We always heard from the same six lawmakers, and we usually only heard about five or six bills, usually in such general terms as to be relatively meaningless.
Watching the last days of the Minnesota Legislature, I'm reminded about why media coverage treats 195 legislators as if they don't matter. They don't.
Don't blame me for that fact. Don't blame any of the media for that fact. Blame the process that legislators seem to embrace for that fact.
While listening to the debate this afternoon in the Senate, Sen. Sandy Pappas -- and then Sen. Betsy Wergin -- went off on Sen. Tarryl Clark because a few people -- guess who ? -- made all the decisions on the E-12 omnibus bill late last night -- or overnight -- and none of the great unwashed was involved or even got a chance to look at it. (Listen to their comments)
Sen. Gen Olson, R-Minnetrista, made a similar comment in Tim Pugmire's story tonight.
"When you have 40 percent of the state budget at stake, I think if there's any process and any bill that needs an open forum for its consideration it's that one," she said.
Now Gen Olson isn't a nobody on this issue.

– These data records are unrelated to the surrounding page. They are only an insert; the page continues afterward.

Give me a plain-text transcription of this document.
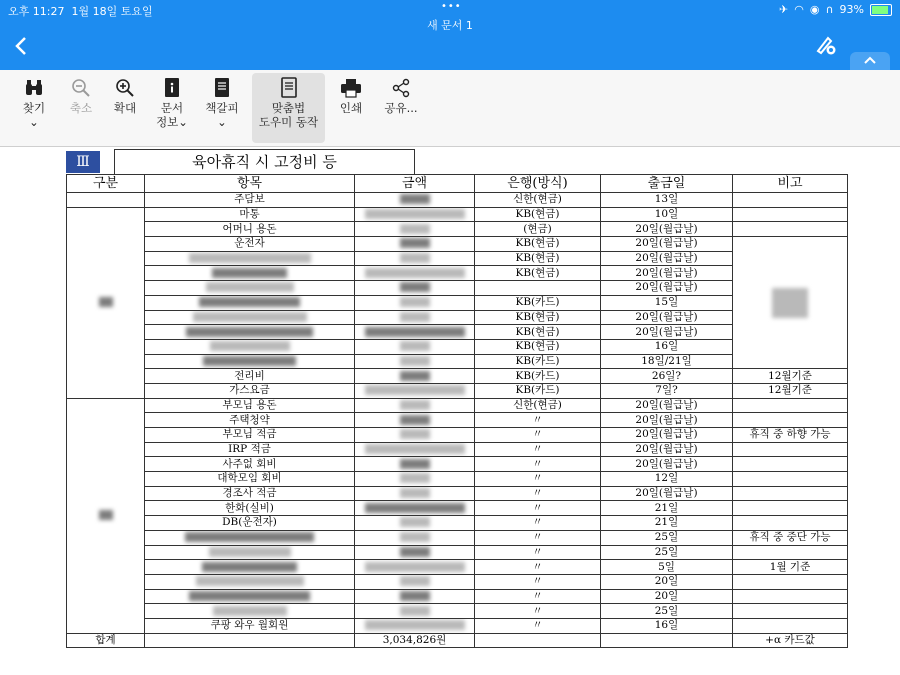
오후 11:27 1월 18일 토요일	•••	✈ ◠ ◉ ∩ 93%
새 문서 1
찾기
⌄
축소	확대	문서
정보⌄
책갈피
⌄
맞춤법
도우미 동작
인쇄	공유...
Ⅲ	육아휴직 시 고정비 등
구분	항목	금액	은행(방식)	출금일	비고
	주담보		신한(현금)	13일	
	마통		KB(현금)	10일	
	어머니 용돈		(현금)	20일(월급날)	
	운전자		KB(현금)	20일(월급날)	
			KB(현금)	20일(월급날)	
			KB(현금)	20일(월급날)	
				20일(월급날)	
			KB(카드)	15일	
			KB(현금)	20일(월급날)	
			KB(현금)	20일(월급날)	
			KB(현금)	16일	
			KB(카드)	18일/21일	
	전리비		KB(카드)	26일?	12월기준
	가스요금		KB(카드)	7일?	12월기준
	부모님 용돈		신한(현금)	20일(월급날)	
	주택청약		〃	20일(월급날)	
	부모님 적금		〃	20일(월급날)	휴직 중 하향 가능
	IRP 적금		〃	20일(월급날)	
	사주없 회비		〃	20일(월급날)	
	대학모임 회비		〃	12일	
	경조사 적금		〃	20일(월급날)	
	한화(실비)		〃	21일	
	DB(운전자)		〃	21일	
			〃	25일	휴직 중 중단 가능
			〃	25일	
			〃	5일	1월 기준
			〃	20일	
			〃	20일	
			〃	25일	
	쿠팡 와우 월회원		〃	16일	
합계		3,034,826원			+α 카드값
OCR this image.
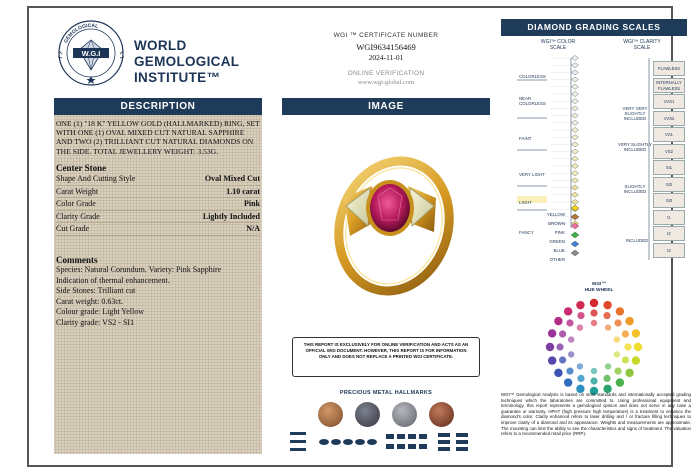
W.G.I
GEMOLOGICAL
WORLD
GEMOLOGICAL
INSTITUTE™
DESCRIPTION
ONE (1) "18 K" YELLOW GOLD (HALLMARKED) RING, SET WITH ONE (1) OVAL MIXED CUT NATURAL SAPPHIRE AND TWO (2) TRILLIANT CUT NATURAL DIAMONDS ON THE SIDE. TOTAL JEWELLERY WEIGHT: 3.53G.
Center Stone
Shape And Cutting Style	Oval Mixed Cut
Carat Weight	1.10 carat
Color Grade	Pink
Clarity Grade	Lightly Included
Cut Grade	N/A
Comments

Species: Natural Corundum. Variety: Pink Sapphire

Indication of thermal enhancement.

Side Stones: Trilliant cut

Carat weight: 0.63ct.

Colour grade: Light Yellow

Clarity grade: VS2 - SI1

WGI ™ CERTIFICATE NUMBER
WGI9634156469
2024-11-01
ONLINE VERIFICATION
www.wgi-global.com
IMAGE
THIS REPORT IS EXCLUSIVELY FOR ONLINE VERIFICATION AND ACTS AS AN OFFICIAL WGI DOCUMENT. HOWEVER, THIS REPORT IS FOR INFORMATION ONLY AND DOES NOT REPLACE A PRINTED WGI CERTIFICATE.
PRECIOUS METAL HALLMARKS
DIAMOND GRADING SCALES
WGI™ COLOR SCALE
WGI™ CLARITY SCALE
COLORLESS
NEAR COLORLESS
FAINT
VERY LIGHT
LIGHT
FANCY
YELLOW
BROWN
PINK
GREEN
BLUE
OTHER
VERY VERY SLIGHTLY INCLUDED
VERY SLIGHTLY INCLUDED
SLIGHTLY INCLUDED
INCLUDED
FLAWLESS
INTERNALLY FLAWLESS
VVS1
VVS2
VS1
VS2
SI1
SI2
SI3
I1
I2
I3
WGI™
HUE WHEEL
WGI™ Gemological Analysis is based on strict standards and internationally accepted grading techniques which the laboratories are committed to. Using professional equipment and terminology, this report represents a gemological opinion and does not serve in any case a guarantee or warranty. HPHT (high pressure high temperature) is a treatment to enhance the diamond's color. Clarity enhanced refers to laser drilling and / or fracture filling techniques to improve clarity of a diamond and its appearance. Weights and measurements are approximate. The mounting can limit the ability to see the characteristics and signs of treatment. The valuation refers to a recommended retail price (RRP).
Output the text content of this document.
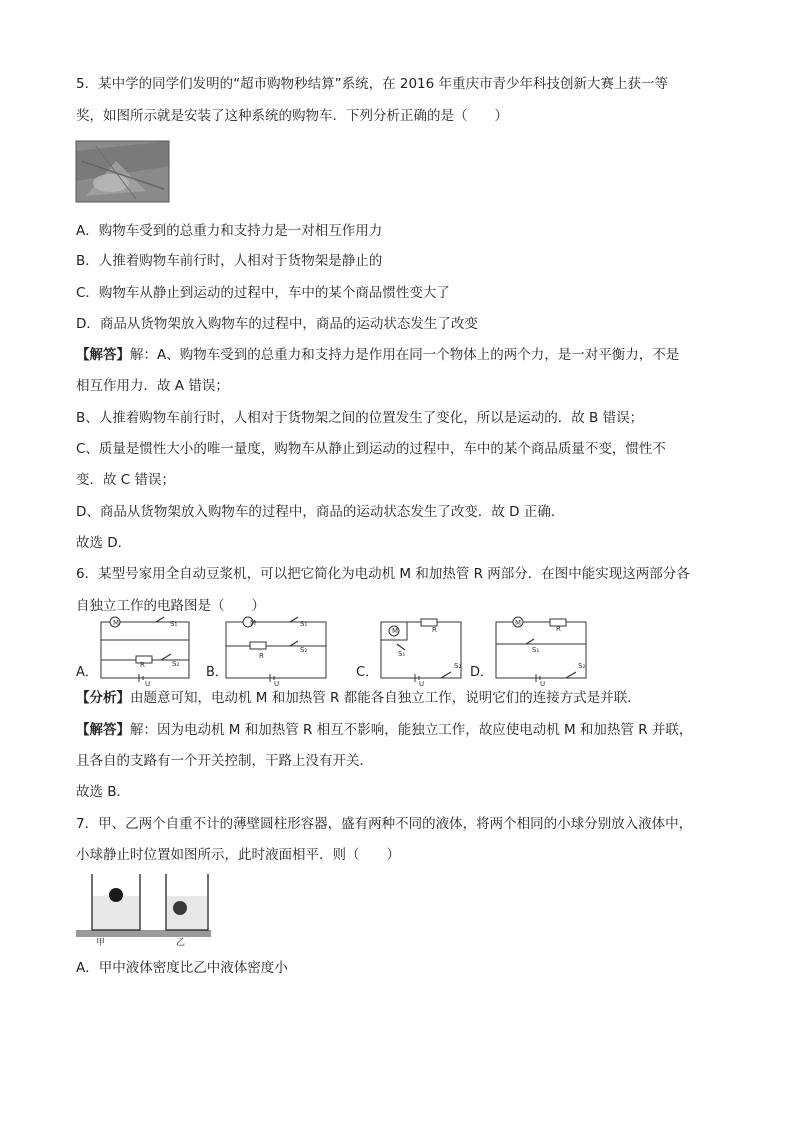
5．某中学的同学们发明的“超市购物秒结算”系统，在 2016 年重庆市青少年科技创新大赛上获一等
奖，如图所示就是安装了这种系统的购物车．下列分析正确的是（　　）
A．购物车受到的总重力和支持力是一对相互作用力
B．人推着购物车前行时，人相对于货物架是静止的
C．购物车从静止到运动的过程中，车中的某个商品惯性变大了
D．商品从货物架放入购物车的过程中，商品的运动状态发生了改变
【解答】解：A、购物车受到的总重力和支持力是作用在同一个物体上的两个力，是一对平衡力，不是
相互作用力．故 A 错误；
B、人推着购物车前行时，人相对于货物架之间的位置发生了变化，所以是运动的．故 B 错误；
C、质量是惯性大小的唯一量度，购物车从静止到运动的过程中，车中的某个商品质量不变，惯性不
变．故 C 错误；
D、商品从货物架放入购物车的过程中，商品的运动状态发生了改变．故 D 正确．
故选 D．
6．某型号家用全自动豆浆机，可以把它简化为电动机 M 和加热管 R 两部分．在图中能实现这两部分各
自独立工作的电路图是（　　）
M
R
S₁
S₂
U
M
R
S₁
S₂
U
M	R
S₁
S₂
U
M
R
S₁
S₂
U
A．	B．	C．	D．
【分析】由题意可知，电动机 M 和加热管 R 都能各自独立工作，说明它们的连接方式是并联．
【解答】解：因为电动机 M 和加热管 R 相互不影响，能独立工作，故应使电动机 M 和加热管 R 并联，
且各自的支路有一个开关控制，干路上没有开关．
故选 B．
7．甲、乙两个自重不计的薄壁圆柱形容器，盛有两种不同的液体，将两个相同的小球分别放入液体中，
小球静止时位置如图所示，此时液面相平．则（　　）
甲	乙
A．甲中液体密度比乙中液体密度小
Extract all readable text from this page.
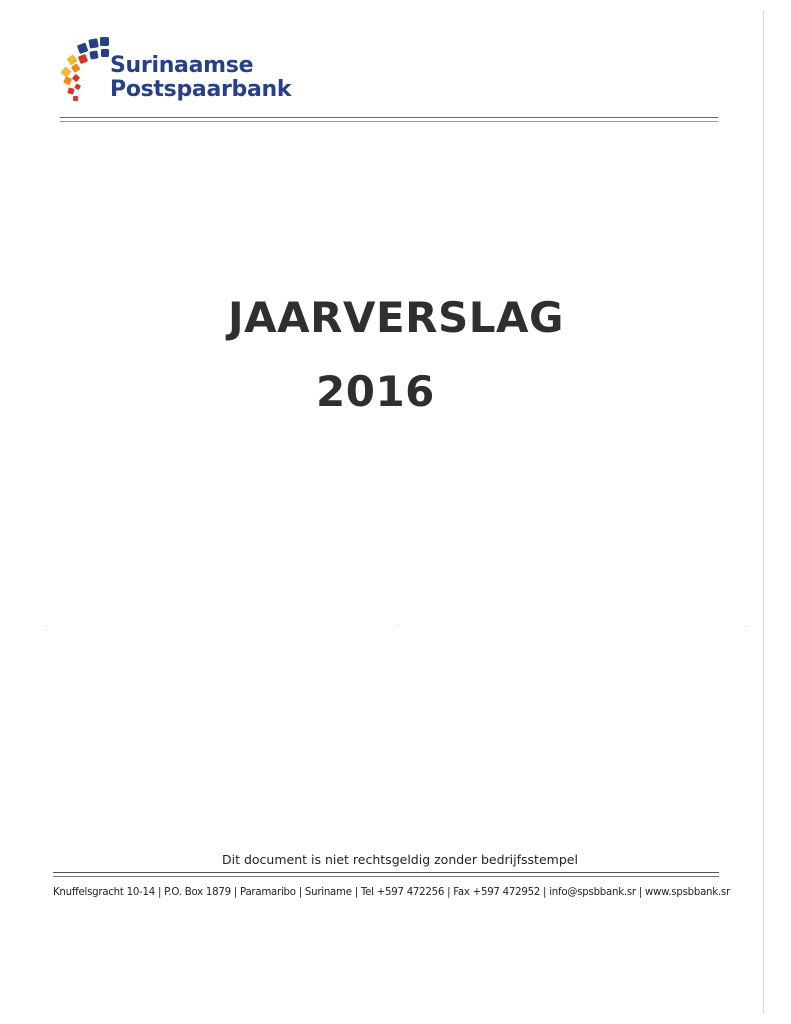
Surinaamse
Postspaarbank
JAARVERSLAG
2016
Dit document is niet rechtsgeldig zonder bedrijfsstempel
Knuffelsgracht 10-14 | P.O. Box 1879 | Paramaribo | Suriname | Tel +597 472256 | Fax +597 472952 | info@spsbbank.sr | www.spsbbank.sr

She's on the E-12 conference committee that apparently, legislative leaders thought, is as irrelevant at this time of the Legislature as the original E-12 bill that the governor has vetoed.

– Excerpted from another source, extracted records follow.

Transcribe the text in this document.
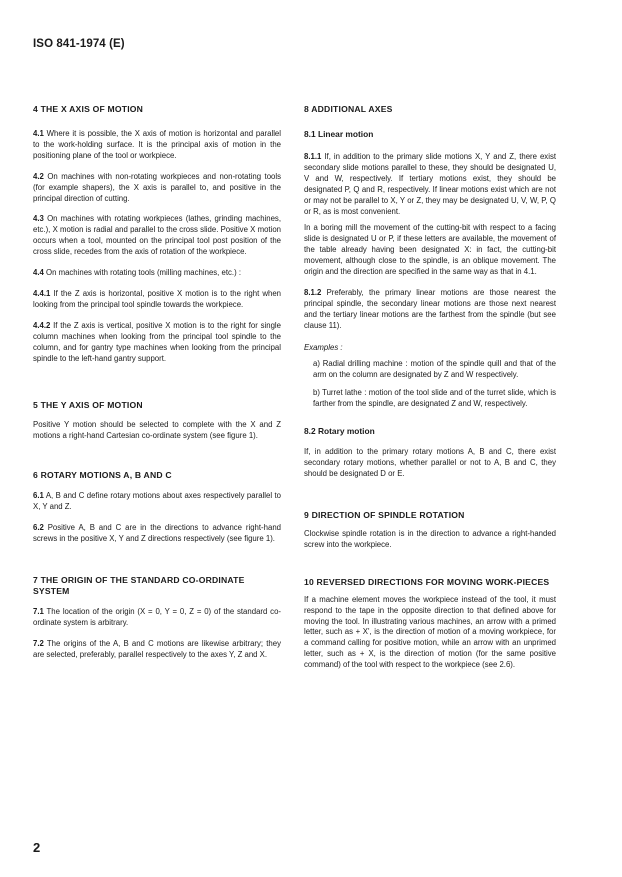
ISO 841-1974 (E)
4 THE X AXIS OF MOTION

4.1 Where it is possible, the X axis of motion is horizontal and parallel to the work-holding surface. It is the principal axis of motion in the positioning plane of the tool or workpiece.

4.2 On machines with non-rotating workpieces and non-rotating tools (for example shapers), the X axis is parallel to, and positive in the principal direction of cutting.

4.3 On machines with rotating workpieces (lathes, grinding machines, etc.), X motion is radial and parallel to the cross slide. Positive X motion occurs when a tool, mounted on the principal tool post position of the cross slide, recedes from the axis of rotation of the workpiece.

4.4 On machines with rotating tools (milling machines, etc.) :

4.4.1 If the Z axis is horizontal, positive X motion is to the right when looking from the principal tool spindle towards the workpiece.

4.4.2 If the Z axis is vertical, positive X motion is to the right for single column machines when looking from the principal tool spindle to the column, and for gantry type machines when looking from the principal spindle to the left-hand gantry support.

5 THE Y AXIS OF MOTION

Positive Y motion should be selected to complete with the X and Z motions a right-hand Cartesian co-ordinate system (see figure 1).

6 ROTARY MOTIONS A, B AND C

6.1 A, B and C define rotary motions about axes respectively parallel to X, Y and Z.

6.2 Positive A, B and C are in the directions to advance right-hand screws in the positive X, Y and Z directions respectively (see figure 1).

7 THE ORIGIN OF THE STANDARD CO-ORDINATE SYSTEM

7.1 The location of the origin (X = 0, Y = 0, Z = 0) of the standard co-ordinate system is arbitrary.

7.2 The origins of the A, B and C motions are likewise arbitrary; they are selected, preferably, parallel respectively to the axes Y, Z and X.

8 ADDITIONAL AXES
8.1 Linear motion

8.1.1 If, in addition to the primary slide motions X, Y and Z, there exist secondary slide motions parallel to these, they should be designated U, V and W, respectively. If tertiary motions exist, they should be designated P, Q and R, respectively. If linear motions exist which are not or may not be parallel to X, Y or Z, they may be designated U, V, W, P, Q or R, as is most convenient.

In a boring mill the movement of the cutting-bit with respect to a facing slide is designated U or P, if these letters are available, the movement of the table already having been designated X: in fact, the cutting-bit movement, although close to the spindle, is an oblique movement. The origin and the direction are specified in the same way as that in 4.1.

8.1.2 Preferably, the primary linear motions are those nearest the principal spindle, the secondary linear motions are those next nearest and the tertiary linear motions are the farthest from the spindle (but see clause 11).

Examples :

a) Radial drilling machine : motion of the spindle quill and that of the arm on the column are designated by Z and W respectively.

b) Turret lathe : motion of the tool slide and of the turret slide, which is farther from the spindle, are designated Z and W, respectively.

8.2 Rotary motion

If, in addition to the primary rotary motions A, B and C, there exist secondary rotary motions, whether parallel or not to A, B and C, they should be designated D or E.

9 DIRECTION OF SPINDLE ROTATION

Clockwise spindle rotation is in the direction to advance a right-handed screw into the workpiece.

10 REVERSED DIRECTIONS FOR MOVING WORK-PIECES

If a machine element moves the workpiece instead of the tool, it must respond to the tape in the opposite direction to that defined above for moving the tool. In illustrating various machines, an arrow with a primed letter, such as + X', is the direction of motion of a moving workpiece, for a command calling for positive motion, while an arrow with an unprimed letter, such as + X, is the direction of motion (for the same positive command) of the tool with respect to the workpiece (see 2.6).

2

This isn't really -- although I understand the gut instinct to make it so -- a Republican vs. DFL scenario we're talking about here. For one thing, Pappas is a DFLer. What this is is a every-big-and-little-city-and-town-not-named-Minneapolis-or-St.-Paul issue.
The big problem we in the mainstream media face every year around this time, is tracking bills like a horse race, and forgetting the real scandal of our legislative process in the last days of a legislative session: you don't matter, your district doesn't matter, your lawmaker doesn't matter, all the committee hearings don't matter, and all of the people who took time to testify on legislation don't matter.

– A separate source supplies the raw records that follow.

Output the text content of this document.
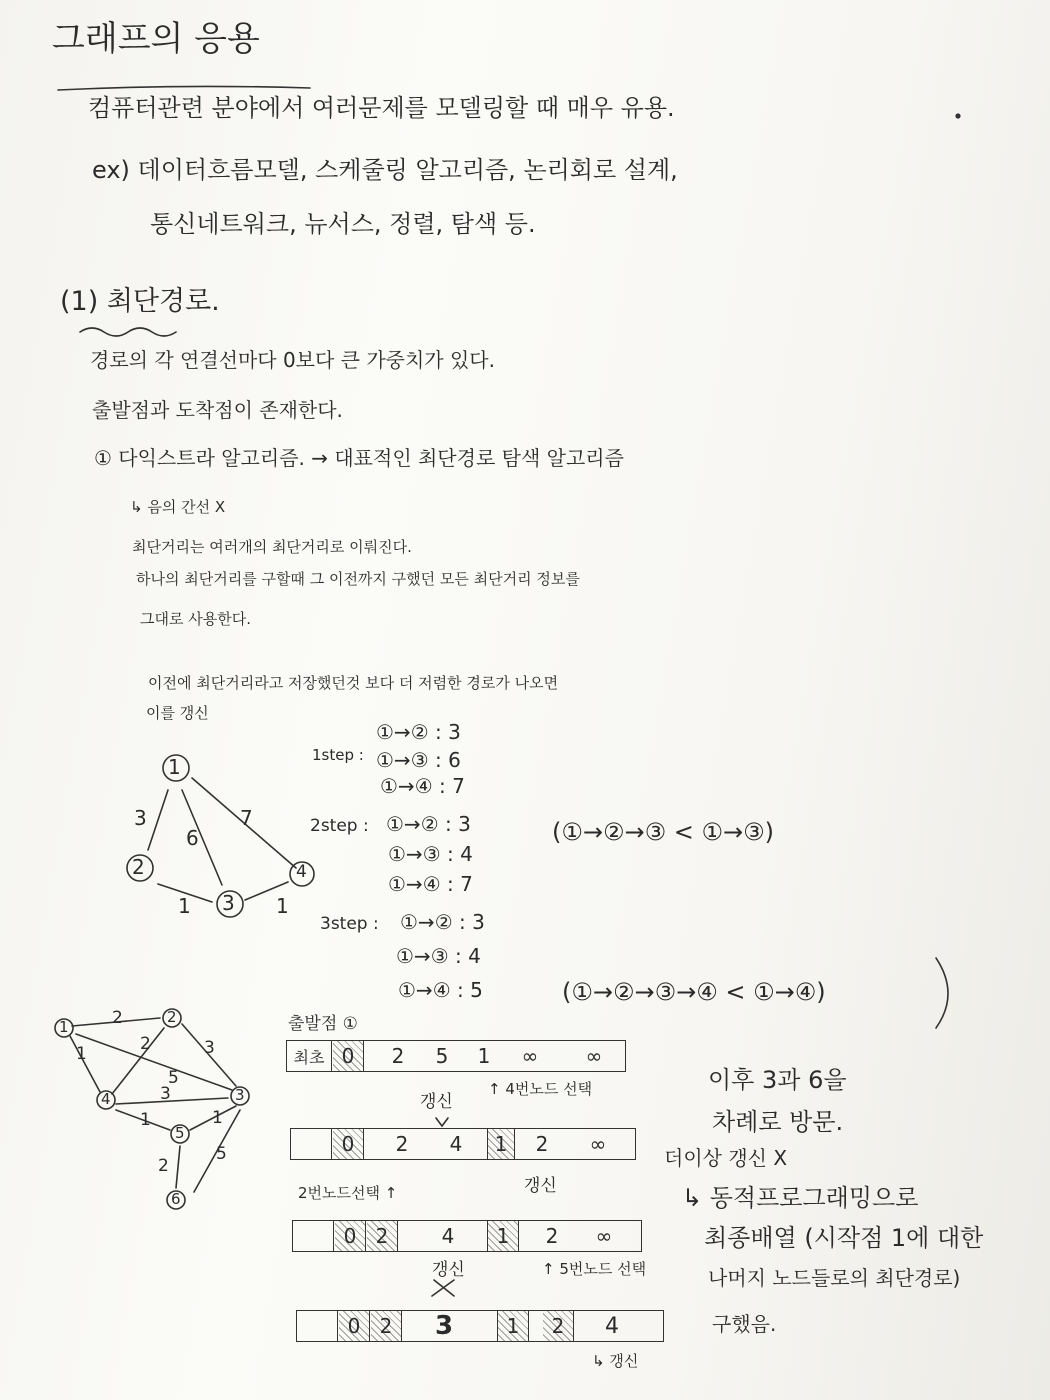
그래프의 응용
컴퓨터관련 분야에서 여러문제를 모델링할 때 매우 유용.
ex) 데이터흐름모델, 스케줄링 알고리즘, 논리회로 설계,
통신네트워크, 뉴서스, 정렬, 탐색 등.
(1) 최단경로.
경로의 각 연결선마다 0보다 큰 가중치가 있다.
출발점과 도착점이 존재한다.
① 다익스트라 알고리즘. → 대표적인 최단경로 탐색 알고리즘
↳ 음의 간선 X
최단거리는 여러개의 최단거리로 이뤄진다.
하나의 최단거리를 구할때 그 이전까지 구했던 모든 최단거리 정보를
그대로 사용한다.
이전에 최단거리라고 저장했던것 보다 더 저렴한 경로가 나오면
이를 갱신
1
2
3
4
3
6
7
1	1
1step :
①→② : 3
①→③ : 6
①→④ : 7
2step : ①→② : 3
①→③ : 4
①→④ : 7
(①→②→③ < ①→③)
3step : ①→② : 3
①→③ : 4
①→④ : 5	(①→②→③→④ < ①→④)
1
2
3
4
5
6
2
1	2	3
5
3
1	1
2
5
출발점 ①
최초 0	2	5	1	∞	∞
↑ 4번노드 선택
갱신
0	2	4	1	2	∞
2번노드선택 ↑	갱신
0 2	4	1	2	∞
↑ 5번노드 선택
갱신
0 2	3	1	2	4
↳ 갱신
이후 3과 6을
차례로 방문.
더이상 갱신 X
↳ 동적프로그래밍으로
최종배열 (시작점 1에 대한
나머지 노드들로의 최단경로)
구했음.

In many ways, despite the occasional criticism of the MFL for "trivializing" the Legislature (Rep. Pelowski?) , the MFL treats lawmakers far more seriously than the system in which they toil.
I couldn't agree more - education funding should be debated and discussed more. And simplified (that's another post). I have to agree with the lawmakers who are concerned about metro/outstate funding: some of the same concerns that inner city schools have are shared by rural schools. We need to start talking about these issues and ideas more....and have consistent and adequate school funding (that'll be my third post).